Pub Date: Sept. 1st, 1999
ISBN: 0-9655309-4-9

            Two didactic, at times sentimental novels (first serialized in Gilman’s magazine, The Forerunner) still prove fascinating in their explications of gender in turn-of-the-century New England.

            A preeminent pioneer of contemporary feminism, tackling in her nonfiction the repressive economic and domestic life of women, Gilman (1860-1935) didn’t stray far at all in her fiction.  Written only a few years before the publication of her significant Herland, both Mag-Marjorie and Won Over (1912 and 1913) present women confronted with the challenge of independence in a world of petticoats and social calls.  Though the plot of the first is conventionally melodramatic, the solution to its “problem” is pure Gilman.  Mag, a 16-year-old maid at her aunt’s inn, falls for Dr.
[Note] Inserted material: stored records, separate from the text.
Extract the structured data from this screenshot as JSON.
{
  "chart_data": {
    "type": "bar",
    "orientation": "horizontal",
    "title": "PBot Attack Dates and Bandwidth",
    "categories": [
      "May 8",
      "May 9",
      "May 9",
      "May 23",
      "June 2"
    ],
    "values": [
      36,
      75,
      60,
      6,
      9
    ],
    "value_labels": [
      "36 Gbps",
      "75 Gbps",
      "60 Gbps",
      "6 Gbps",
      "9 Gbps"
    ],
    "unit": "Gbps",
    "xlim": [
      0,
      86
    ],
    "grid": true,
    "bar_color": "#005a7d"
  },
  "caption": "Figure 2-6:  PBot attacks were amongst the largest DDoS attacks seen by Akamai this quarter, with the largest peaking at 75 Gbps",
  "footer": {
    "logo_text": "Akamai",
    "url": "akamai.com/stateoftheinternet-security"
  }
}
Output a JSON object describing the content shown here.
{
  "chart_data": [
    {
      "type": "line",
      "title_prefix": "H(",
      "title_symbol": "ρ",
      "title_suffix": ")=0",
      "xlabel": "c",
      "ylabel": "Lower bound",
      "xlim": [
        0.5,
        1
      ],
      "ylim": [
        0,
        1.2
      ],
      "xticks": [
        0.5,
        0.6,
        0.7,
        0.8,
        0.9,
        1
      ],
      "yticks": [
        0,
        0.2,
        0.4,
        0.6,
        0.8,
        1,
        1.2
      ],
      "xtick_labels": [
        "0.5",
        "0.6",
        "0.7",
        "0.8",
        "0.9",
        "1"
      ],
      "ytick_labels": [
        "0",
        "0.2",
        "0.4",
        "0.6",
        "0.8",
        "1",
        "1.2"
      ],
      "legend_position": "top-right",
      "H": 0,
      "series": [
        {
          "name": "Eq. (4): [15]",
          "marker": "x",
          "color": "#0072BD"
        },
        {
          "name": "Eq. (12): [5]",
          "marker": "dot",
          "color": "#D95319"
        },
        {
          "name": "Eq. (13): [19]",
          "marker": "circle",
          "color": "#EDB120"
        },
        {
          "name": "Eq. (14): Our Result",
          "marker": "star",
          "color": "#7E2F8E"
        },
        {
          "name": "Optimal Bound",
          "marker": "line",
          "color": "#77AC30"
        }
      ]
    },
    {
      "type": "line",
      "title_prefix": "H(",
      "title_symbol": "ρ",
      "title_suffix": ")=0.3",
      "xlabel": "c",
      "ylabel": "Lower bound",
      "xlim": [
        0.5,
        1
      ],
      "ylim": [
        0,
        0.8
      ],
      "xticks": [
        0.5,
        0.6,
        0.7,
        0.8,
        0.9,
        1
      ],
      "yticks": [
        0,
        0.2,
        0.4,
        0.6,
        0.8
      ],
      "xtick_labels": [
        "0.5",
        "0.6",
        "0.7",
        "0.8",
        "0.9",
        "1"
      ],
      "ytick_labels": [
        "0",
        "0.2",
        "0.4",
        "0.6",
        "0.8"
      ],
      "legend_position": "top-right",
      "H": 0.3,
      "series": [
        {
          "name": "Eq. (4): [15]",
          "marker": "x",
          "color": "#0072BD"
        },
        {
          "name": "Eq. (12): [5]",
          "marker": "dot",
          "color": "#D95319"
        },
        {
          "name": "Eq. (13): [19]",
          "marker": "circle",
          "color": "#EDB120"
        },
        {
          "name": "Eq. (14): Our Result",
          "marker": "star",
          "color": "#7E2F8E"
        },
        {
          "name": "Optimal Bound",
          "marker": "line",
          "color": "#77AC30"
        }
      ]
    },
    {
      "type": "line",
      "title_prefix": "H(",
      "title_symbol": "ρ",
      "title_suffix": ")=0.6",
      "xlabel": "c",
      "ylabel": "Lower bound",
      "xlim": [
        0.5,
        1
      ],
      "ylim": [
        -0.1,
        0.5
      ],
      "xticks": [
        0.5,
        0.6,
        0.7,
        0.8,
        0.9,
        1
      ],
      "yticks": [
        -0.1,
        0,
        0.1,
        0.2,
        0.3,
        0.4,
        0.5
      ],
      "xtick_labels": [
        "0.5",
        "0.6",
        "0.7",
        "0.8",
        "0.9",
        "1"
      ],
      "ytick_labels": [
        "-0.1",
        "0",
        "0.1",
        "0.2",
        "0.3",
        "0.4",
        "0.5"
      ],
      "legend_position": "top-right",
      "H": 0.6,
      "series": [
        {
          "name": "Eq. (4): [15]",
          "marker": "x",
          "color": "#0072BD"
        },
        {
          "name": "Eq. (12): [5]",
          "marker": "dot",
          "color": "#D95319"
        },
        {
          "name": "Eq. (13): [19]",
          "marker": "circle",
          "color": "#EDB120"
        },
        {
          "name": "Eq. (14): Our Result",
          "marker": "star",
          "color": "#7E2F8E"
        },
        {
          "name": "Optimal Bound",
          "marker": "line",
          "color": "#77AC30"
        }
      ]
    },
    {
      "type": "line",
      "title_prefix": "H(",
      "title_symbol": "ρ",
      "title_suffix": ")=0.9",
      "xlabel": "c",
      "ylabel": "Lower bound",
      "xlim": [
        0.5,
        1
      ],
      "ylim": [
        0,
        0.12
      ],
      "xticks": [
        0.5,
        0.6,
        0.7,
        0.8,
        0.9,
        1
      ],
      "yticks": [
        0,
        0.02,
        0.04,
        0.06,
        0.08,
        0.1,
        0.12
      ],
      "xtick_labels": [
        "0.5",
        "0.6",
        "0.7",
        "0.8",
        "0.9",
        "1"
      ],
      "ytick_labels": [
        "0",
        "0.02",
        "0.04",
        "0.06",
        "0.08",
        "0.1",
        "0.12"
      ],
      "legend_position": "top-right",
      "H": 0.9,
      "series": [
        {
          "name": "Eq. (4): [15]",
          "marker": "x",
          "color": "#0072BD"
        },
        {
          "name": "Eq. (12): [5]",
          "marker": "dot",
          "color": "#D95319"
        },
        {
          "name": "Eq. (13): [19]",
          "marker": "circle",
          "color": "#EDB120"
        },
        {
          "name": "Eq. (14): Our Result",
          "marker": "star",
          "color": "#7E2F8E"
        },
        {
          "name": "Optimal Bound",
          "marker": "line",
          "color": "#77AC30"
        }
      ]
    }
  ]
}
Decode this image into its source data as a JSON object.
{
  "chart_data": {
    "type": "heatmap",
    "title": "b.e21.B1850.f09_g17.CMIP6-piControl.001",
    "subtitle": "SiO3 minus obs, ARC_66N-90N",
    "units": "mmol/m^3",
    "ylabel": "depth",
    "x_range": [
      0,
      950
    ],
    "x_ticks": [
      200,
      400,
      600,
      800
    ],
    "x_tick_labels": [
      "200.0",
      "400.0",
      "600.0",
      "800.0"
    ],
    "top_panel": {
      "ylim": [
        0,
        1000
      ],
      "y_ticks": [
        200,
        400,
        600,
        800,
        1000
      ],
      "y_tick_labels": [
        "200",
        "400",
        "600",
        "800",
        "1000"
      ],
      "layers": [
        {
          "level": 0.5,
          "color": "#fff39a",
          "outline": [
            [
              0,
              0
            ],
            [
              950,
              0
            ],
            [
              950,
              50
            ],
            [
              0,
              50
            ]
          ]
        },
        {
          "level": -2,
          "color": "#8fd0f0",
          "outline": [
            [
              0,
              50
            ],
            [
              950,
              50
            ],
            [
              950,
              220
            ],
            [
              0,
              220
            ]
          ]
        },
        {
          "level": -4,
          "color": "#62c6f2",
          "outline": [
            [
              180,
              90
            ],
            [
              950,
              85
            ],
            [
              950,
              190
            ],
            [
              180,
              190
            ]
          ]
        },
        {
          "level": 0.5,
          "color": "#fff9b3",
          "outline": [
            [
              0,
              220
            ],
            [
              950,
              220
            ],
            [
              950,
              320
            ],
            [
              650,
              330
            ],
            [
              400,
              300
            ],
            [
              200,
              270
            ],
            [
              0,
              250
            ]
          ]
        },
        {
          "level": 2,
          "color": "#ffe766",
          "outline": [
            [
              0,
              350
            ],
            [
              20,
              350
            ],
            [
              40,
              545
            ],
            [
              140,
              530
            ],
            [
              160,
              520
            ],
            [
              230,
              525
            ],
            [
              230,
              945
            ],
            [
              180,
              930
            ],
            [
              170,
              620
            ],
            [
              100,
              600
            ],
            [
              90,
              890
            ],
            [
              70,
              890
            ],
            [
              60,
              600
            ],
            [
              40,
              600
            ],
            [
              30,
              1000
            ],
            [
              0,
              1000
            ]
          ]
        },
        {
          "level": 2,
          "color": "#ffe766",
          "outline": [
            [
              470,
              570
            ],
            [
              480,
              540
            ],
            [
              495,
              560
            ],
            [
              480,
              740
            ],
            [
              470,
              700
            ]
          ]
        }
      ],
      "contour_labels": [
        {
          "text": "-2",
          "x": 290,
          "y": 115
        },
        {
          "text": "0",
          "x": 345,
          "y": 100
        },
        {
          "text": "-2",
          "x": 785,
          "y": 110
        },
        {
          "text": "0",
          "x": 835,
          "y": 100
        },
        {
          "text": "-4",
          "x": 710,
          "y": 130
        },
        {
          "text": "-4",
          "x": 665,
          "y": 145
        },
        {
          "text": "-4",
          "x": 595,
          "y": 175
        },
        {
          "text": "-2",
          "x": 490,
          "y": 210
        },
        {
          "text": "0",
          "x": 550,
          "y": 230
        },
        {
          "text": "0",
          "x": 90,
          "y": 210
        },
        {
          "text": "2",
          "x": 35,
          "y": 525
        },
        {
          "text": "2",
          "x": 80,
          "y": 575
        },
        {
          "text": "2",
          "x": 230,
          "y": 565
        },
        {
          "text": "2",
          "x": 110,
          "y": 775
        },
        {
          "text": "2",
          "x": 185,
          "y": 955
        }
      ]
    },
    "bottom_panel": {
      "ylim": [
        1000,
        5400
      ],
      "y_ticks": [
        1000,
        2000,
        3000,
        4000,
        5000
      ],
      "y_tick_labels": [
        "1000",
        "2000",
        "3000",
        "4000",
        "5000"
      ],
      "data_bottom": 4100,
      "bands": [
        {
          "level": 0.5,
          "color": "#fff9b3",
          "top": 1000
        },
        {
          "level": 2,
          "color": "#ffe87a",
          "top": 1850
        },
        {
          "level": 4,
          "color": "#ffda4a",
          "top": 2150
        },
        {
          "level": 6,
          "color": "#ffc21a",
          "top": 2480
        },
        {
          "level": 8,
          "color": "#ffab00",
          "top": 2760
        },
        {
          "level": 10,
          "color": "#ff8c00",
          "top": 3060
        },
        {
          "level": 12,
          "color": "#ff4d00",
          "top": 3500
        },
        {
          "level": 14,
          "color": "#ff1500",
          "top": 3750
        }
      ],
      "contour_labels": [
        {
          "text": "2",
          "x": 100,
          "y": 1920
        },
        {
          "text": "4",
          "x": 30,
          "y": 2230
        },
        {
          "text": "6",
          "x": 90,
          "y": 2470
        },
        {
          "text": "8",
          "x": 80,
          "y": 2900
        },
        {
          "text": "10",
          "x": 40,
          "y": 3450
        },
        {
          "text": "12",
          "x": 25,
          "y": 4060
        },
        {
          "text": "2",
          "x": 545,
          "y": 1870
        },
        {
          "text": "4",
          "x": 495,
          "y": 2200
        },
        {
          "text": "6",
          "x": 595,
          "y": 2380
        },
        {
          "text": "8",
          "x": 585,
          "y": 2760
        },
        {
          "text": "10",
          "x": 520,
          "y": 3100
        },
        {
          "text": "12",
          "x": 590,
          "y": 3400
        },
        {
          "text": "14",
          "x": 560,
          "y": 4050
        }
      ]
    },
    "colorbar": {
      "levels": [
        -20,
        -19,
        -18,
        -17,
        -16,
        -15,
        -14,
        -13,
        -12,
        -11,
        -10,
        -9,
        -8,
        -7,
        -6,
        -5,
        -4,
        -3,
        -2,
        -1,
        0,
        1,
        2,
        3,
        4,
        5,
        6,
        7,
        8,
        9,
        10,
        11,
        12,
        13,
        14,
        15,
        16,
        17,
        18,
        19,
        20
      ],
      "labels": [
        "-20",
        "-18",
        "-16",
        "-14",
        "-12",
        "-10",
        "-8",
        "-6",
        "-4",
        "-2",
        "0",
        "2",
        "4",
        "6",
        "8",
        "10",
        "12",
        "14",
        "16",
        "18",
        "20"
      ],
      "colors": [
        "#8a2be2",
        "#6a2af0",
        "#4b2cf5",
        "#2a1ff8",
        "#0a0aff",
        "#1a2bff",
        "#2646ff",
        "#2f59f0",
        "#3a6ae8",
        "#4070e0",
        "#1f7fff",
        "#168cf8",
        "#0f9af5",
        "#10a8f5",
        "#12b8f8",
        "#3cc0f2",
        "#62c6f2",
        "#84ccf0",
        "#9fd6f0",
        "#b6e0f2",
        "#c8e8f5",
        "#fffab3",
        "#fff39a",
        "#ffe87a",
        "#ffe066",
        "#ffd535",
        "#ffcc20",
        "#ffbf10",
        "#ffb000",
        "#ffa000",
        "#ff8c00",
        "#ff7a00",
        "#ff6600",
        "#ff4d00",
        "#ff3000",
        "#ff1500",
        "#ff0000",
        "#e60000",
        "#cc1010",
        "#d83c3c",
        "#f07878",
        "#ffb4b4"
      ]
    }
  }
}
Armstrong, becomes pregnant, and is tossed aside by the misogynistic Lothario.  Luckily for Mag, the exceptional Mary Yale is visiting the inn and saves the girl:  “He’s not going to be ruined by this summer’s sins – why should you?”  The wealthy, unmarried older woman makes plans for Mag’s next ten years – a Henrietta Higgins transforming the country girl into an educated European surgeon.  Won Over is more contemporary in its relevance and far more compelling.  Stella Widfield, a happily married mother, discovers the emptiness of her life when her sons go off to boarding school.  In a nice turn of paranoia à la “The Yellow Wall-Paper,” Stella becomes obsessed with her husband’s safety until she discovers a world outside the stifling environs of her Manhattan apartment.  Rediscovering her love of writing (thanks to another well-to-do lady and her broader circle of Socialist bohemians), Stella also discovers herself and in turn reignites her faltering marriage by changing from a frothing handmaid into an individual whom her husband can respect.

            Though the tales are dated and at a glance have little import for the modern reader, Gilman’s sharp characters and her insights into gender traps provide enough appeal to interest those outside academic circles.